White dotted bar = “I don’t know”; light gray bar = “Very Unsafe”; vertical line pattern bar = “Unsafe”; angled line pattern bar = “Moderately Safe”; dark gray bar = “Safe”; Black bar = “Very Safe.”

CGM, continuous glucose monitoring; DIYAPS, do-it-yourself artificial pancreas system.

Conversely, patients were significantly more likely than providers to view negatively the safety profile of a traditional insulin pump and CGM combination: “Very Safe” (2% vs 7%), “Safe” (19% vs 52%), “Moderately Safe” (55% vs 36%), “Unsafe” (13% vs 1%), and “Very Unsafe” (8% vs 0%), P < .001. Three percent of patients and 5% of providers selected “I don’t know.”

Taken together, patients were far more likely than providers to describe DIYAPS as at least as safe as traditional therapy with an insulin pump and CGM. Ninety-seven percent of patients described DIYAPS as equally safe or safer than traditional therapy, compared to only 61% of diabetes providers, excluding anyone who selected “I don’t know.”

Diabetes Provider Experiences

Patients were asked to describe their diabetes provider’s experience with DIYAPS and how supportive they have been in its use.
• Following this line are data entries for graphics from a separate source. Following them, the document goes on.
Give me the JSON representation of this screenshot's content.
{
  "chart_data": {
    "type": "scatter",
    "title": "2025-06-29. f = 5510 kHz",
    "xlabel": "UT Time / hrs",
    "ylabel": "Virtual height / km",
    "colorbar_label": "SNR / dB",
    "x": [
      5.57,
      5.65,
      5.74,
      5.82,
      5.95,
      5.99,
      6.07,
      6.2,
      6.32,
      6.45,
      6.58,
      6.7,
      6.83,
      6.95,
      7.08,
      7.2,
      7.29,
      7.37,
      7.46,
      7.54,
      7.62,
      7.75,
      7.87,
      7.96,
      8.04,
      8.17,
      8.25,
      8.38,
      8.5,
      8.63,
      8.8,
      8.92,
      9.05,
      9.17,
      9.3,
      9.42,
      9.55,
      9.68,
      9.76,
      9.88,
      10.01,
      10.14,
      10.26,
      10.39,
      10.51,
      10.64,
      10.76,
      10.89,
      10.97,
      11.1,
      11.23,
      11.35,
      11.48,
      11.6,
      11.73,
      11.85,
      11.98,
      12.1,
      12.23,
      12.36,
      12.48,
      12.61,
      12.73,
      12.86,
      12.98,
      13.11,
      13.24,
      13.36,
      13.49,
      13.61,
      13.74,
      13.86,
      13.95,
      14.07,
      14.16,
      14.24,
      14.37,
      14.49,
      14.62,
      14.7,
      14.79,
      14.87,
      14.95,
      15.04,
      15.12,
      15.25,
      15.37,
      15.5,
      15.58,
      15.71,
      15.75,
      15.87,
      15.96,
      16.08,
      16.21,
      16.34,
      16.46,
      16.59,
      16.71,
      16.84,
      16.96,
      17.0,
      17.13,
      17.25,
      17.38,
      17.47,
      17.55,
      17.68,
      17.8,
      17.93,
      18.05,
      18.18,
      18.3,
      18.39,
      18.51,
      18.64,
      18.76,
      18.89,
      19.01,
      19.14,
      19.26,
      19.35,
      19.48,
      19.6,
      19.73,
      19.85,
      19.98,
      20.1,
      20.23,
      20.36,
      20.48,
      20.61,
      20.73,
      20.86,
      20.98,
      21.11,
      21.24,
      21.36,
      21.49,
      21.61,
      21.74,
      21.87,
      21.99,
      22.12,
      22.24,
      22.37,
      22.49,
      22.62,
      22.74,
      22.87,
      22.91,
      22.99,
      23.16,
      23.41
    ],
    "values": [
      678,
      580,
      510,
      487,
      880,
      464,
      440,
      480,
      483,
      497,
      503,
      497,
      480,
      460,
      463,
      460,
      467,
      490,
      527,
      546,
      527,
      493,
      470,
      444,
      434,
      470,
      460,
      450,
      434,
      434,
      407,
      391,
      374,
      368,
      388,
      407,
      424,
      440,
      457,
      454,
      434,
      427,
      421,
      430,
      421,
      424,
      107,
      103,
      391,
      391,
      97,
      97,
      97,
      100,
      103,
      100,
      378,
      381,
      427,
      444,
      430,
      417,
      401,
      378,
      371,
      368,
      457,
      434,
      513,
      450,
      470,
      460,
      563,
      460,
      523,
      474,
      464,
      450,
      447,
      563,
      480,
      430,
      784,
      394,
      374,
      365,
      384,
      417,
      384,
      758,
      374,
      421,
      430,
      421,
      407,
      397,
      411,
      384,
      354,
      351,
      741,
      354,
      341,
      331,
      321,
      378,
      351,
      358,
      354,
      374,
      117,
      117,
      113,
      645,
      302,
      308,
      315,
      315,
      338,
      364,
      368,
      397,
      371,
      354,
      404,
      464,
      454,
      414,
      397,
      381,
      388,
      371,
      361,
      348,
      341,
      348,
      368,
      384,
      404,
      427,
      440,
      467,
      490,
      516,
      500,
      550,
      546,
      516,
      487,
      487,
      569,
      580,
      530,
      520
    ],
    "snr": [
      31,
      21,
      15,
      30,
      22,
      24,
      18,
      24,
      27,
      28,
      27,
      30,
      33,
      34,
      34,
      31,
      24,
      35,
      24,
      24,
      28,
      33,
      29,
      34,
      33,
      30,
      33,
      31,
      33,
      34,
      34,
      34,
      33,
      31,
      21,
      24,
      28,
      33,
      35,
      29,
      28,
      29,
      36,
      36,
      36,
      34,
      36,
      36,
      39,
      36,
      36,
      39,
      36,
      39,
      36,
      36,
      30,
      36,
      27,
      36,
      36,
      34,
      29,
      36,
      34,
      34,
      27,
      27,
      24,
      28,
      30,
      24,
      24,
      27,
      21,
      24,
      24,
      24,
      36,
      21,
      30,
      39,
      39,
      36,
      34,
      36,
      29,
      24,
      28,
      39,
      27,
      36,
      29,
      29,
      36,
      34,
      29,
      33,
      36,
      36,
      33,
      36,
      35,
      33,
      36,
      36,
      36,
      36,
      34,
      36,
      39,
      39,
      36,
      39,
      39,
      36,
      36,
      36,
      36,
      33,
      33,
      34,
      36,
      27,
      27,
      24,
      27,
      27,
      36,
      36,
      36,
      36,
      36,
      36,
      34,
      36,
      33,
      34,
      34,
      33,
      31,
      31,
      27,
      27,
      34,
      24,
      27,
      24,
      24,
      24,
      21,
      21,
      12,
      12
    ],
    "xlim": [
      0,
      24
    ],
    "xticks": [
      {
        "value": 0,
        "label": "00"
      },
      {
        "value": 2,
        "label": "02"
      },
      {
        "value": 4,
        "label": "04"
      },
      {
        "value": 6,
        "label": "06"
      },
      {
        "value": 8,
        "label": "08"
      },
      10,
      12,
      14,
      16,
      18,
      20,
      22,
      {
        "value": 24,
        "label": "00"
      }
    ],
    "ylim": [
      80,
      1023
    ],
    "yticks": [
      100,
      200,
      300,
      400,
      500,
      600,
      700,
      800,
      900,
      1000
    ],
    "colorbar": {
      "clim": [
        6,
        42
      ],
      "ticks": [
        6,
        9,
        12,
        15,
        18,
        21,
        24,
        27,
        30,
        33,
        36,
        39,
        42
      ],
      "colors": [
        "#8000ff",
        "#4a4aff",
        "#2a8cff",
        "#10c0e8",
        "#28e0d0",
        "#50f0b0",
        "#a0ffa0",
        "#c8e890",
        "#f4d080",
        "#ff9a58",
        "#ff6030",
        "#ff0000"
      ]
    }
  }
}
Seventy-four percent reported being the sole patient in the practice using DIYAPS. The majority of patients felt that their diabetes providers encouraged their use of DIYAPS, but few providers were perceived as knowledgeable regarding its use.

Patients were given four choices to best describe their provider’s role in supporting them:

  • - “They understand the system well and encourage me to continue using it” (20%).
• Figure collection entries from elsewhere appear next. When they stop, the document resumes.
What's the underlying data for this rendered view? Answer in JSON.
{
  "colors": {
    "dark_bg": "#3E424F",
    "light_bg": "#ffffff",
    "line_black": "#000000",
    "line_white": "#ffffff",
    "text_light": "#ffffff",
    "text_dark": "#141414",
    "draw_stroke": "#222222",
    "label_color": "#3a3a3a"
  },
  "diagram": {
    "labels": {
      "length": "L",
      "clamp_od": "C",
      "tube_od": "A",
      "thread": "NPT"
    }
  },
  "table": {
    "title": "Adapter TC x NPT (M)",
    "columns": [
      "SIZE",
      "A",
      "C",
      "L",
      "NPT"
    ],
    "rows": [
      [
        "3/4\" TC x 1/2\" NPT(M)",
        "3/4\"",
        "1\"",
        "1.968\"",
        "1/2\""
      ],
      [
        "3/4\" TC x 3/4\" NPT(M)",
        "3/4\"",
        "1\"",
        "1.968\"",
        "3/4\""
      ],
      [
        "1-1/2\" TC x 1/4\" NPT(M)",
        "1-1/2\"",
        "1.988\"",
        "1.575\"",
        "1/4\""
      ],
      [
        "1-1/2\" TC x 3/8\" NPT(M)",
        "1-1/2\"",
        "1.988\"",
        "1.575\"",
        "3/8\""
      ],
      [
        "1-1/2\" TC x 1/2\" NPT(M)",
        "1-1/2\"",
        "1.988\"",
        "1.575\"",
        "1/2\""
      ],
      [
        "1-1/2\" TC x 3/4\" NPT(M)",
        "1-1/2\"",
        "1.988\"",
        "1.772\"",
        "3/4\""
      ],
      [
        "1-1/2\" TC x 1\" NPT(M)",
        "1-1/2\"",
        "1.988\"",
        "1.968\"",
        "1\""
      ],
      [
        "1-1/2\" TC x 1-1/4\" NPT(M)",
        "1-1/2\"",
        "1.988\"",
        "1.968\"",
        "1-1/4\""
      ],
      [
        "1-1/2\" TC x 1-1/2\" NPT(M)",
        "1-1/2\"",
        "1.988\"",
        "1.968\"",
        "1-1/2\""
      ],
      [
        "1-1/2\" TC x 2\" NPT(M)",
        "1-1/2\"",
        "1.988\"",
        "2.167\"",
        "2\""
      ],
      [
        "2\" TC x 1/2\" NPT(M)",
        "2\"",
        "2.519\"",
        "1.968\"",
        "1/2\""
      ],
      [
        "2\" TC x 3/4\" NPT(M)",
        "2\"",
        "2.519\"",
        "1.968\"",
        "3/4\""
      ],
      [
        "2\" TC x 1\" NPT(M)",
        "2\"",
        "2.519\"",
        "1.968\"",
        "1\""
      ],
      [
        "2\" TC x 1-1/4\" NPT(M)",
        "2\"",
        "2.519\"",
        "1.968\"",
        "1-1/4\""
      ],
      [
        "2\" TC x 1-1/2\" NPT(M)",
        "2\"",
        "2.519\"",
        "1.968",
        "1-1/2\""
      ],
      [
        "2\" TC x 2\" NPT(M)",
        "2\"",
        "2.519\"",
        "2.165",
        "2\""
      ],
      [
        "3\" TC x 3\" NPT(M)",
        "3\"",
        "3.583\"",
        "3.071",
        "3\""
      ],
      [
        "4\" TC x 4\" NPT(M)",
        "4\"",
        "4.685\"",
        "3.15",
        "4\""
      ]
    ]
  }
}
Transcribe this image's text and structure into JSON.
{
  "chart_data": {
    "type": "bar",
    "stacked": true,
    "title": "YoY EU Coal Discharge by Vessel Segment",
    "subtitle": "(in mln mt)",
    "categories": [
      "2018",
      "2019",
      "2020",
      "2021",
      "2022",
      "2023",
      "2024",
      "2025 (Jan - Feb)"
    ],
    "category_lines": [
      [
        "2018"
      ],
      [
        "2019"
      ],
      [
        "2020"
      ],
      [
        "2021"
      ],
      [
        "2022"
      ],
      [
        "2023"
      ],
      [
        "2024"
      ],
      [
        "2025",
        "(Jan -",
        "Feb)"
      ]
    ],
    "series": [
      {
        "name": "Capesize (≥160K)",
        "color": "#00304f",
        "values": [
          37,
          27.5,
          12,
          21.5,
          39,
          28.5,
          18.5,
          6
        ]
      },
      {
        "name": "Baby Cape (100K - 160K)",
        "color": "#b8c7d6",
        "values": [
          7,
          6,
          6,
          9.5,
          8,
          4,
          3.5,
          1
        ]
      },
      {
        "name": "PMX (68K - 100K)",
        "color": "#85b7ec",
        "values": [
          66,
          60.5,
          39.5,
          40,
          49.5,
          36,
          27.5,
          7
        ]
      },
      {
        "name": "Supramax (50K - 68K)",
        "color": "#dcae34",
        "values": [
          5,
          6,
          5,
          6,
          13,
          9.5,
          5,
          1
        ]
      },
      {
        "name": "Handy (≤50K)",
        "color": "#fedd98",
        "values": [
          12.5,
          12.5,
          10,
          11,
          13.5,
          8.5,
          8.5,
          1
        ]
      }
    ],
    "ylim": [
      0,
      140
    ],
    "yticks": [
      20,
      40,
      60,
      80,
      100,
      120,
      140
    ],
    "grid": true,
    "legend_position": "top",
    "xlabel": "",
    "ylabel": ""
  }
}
  • - “They do not understand the system well but encourage me to continue using it” (60%).

  • - “They do not understand the system well and do not encourage me to continue using it” (16%).

  • - “They refuse to support me using this system and/or I’ve had to change providers” (4%).

Patients were asked to select the most important resource for maintaining and troubleshooting their DIYAPS:

  • - social media including Twitter and Facebook (45%);

  • - DIYAPS official documentation (36%);

  • - chat rooms dedicated to DIYAPS (12%);

  • - another patient that you know personally (9%);

  • - clinician through endocrinologist office (0%);

  • - insulin pump or CGM official documentation (0%);

  • - insulin pump or CGM customer support (0%);

  • - other (0%).

Diabetes providers were asked to select any resources that they have utilized to learn about DIYAPS:

  • - articles published in peer-reviewed medical journals (40%);

  • - articles published elsewhere, including medical news, popular press, and blogs (34%);

  • - social media groups for these systems (30%);

  • - consultation with endocrinologists with specific experience regarding DIY systems (26%);

  • - official software documentation via Loop, OpenAPS, and AndroidAPS websites (20%);

  • - none of the above (16%);

  • - other (29%).

Provider respondents who selected “Other” most commonly described learning about it directly from patients. Other avenues included attending conferences (both ADA and AADE conferences were mentioned), podcasts, and the respondent’s own personal use of DIYAPS.

Providers were asked to choose the best description of their “primary concern regarding patients implementing a DIY artificial pancreas system”:

  • - inadequate experience with these systems in my practice and/or a limited ability to troubleshoot them (52%);

  • - safety: risk of equipment malfunction leading to severe hyper- or hypoglycemia (25%);

  • - lack of FDA approval and/or lack of insurance coverage for these systems (10%);

  • - lack of efficacy data (4%);

  • - liability concerns (3%);

  • - other (6%).

Provider respondents who chose “Other” generally described concerns related to patient misuse of DIYAPS. One adult and pediatric diabetes nurse described concerns related to patients’ “lack of pattern management knowledge” and inability to make adjustments to settings. A pediatric endocrinologist further expressed concern that “Over time, there is a tendency for patients/families to stop paying attention.”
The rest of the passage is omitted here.